Renowned author Robert W. Chambers dabbled in virtually every literary style under the sun, garnering acclaim from top writers and critics along the way. The story collection A Young Man in a Hurry brings together some of Chambers' most engrossing shorter pieces.
Robert William Chambers (May 26, 1865 - December 16, 1933) was an American artist and fiction writer, best known for his book of short stories entitled The King in Yellow, published in 1895.

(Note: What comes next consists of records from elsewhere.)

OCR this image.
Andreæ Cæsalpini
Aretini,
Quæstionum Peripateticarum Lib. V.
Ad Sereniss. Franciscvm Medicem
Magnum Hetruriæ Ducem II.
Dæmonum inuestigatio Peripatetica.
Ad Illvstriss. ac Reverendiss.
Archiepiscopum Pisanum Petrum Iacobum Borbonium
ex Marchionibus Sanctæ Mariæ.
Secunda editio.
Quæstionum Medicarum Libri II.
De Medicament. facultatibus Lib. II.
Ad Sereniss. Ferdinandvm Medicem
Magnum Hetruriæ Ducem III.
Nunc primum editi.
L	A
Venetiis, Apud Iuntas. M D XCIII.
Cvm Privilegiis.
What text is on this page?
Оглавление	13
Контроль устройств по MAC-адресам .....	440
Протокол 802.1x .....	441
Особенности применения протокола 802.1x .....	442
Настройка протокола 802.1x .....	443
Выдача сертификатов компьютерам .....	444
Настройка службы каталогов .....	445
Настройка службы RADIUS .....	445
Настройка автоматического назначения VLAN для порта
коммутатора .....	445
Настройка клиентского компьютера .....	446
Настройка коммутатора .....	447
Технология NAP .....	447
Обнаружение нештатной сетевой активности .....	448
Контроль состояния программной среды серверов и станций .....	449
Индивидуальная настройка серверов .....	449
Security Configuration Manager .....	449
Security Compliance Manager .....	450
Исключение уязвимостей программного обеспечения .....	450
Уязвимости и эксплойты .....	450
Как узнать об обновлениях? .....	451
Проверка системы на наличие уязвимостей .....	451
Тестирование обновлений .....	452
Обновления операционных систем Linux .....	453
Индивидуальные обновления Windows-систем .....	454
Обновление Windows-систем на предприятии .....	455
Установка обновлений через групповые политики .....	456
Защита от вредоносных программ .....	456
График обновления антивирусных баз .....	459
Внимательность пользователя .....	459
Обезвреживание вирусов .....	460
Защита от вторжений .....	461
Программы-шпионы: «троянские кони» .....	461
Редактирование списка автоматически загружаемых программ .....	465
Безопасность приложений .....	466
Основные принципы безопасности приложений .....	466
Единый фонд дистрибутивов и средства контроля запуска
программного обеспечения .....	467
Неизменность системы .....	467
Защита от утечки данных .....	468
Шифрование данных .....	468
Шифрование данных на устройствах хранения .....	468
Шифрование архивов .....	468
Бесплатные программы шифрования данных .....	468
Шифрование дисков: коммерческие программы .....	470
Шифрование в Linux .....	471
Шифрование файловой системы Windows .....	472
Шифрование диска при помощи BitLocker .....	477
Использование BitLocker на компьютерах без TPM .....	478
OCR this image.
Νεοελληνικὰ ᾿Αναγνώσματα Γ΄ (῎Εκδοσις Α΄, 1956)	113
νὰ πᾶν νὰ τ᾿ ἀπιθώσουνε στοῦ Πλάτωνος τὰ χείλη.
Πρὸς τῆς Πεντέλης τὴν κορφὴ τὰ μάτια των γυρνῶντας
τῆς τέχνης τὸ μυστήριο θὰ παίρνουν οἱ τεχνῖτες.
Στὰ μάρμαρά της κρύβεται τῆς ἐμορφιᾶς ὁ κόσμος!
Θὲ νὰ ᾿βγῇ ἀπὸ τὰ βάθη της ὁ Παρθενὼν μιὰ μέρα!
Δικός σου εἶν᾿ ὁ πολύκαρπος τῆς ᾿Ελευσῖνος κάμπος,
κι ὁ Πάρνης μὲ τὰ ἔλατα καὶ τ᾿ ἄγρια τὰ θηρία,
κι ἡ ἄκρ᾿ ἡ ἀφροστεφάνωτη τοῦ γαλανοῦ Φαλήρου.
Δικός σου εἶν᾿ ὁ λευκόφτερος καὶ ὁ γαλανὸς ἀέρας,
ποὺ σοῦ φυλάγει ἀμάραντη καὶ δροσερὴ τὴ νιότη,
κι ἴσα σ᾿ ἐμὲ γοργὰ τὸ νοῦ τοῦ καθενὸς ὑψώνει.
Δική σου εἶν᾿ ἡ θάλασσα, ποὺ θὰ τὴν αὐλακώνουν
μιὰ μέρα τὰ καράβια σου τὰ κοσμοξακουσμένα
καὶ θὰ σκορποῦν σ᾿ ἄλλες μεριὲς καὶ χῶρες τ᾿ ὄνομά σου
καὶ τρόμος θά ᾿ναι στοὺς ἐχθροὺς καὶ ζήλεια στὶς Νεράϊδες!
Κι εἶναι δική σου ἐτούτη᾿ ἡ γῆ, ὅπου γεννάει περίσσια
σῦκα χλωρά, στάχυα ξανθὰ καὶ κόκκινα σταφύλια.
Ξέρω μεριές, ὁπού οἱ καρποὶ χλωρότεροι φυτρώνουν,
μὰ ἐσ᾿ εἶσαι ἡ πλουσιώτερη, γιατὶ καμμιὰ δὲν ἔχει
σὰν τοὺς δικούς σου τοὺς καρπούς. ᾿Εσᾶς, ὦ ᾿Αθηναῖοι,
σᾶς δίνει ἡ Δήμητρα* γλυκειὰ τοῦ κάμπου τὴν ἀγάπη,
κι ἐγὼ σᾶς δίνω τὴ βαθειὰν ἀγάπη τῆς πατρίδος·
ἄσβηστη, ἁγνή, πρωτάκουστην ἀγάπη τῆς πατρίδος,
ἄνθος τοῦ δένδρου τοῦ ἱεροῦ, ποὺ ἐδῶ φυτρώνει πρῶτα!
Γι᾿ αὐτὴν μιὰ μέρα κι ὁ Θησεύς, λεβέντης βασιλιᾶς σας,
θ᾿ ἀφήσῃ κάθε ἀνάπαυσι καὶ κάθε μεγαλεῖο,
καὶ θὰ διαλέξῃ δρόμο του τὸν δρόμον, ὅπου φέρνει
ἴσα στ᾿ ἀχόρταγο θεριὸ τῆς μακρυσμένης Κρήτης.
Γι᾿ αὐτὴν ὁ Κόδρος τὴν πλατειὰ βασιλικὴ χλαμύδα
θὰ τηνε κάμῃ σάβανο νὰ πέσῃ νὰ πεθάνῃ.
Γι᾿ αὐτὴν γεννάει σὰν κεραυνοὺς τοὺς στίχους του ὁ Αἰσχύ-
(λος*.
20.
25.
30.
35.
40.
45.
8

He was born in Brooklyn, New York, to William P. Chambers (1827-1911), a corporate and bankruptcy lawyer, and Caroline Smith Boughton (1842-1913). His parents met when Caroline was twelve years old and William P. was interning with her father, Joseph Boughton, a prominent corporate lawyer. Eventually the two formed the law firm of Chambers and Boughton which continued to prosper even after Joseph's death in 1861. Robert's great-grandfather, William Chambers (birth unknown), a lieutenant in the British Royal Navy, was married to Amelia Saunders (1765-1822), the great grand daughter of Tobias Saunders, of Westerly, Rhode Island. The couple moved from Westerly, to Greenfield, Massachusetts and then to Galway, New York, where their son, also William Chamber (1798-1874), was born. The second William graduated from Union College at the age of 18, and then went to a college in Boston, where he studied to be a doctor. Upon graduating, he and his wife, Eliza P. Allen (1793-1880), a direct descendant of Roger Williams, the founder of Providence, Rhode Island were among the first settlers of Broadalbin, New York. His brother was architect Walter Boughton Chambers.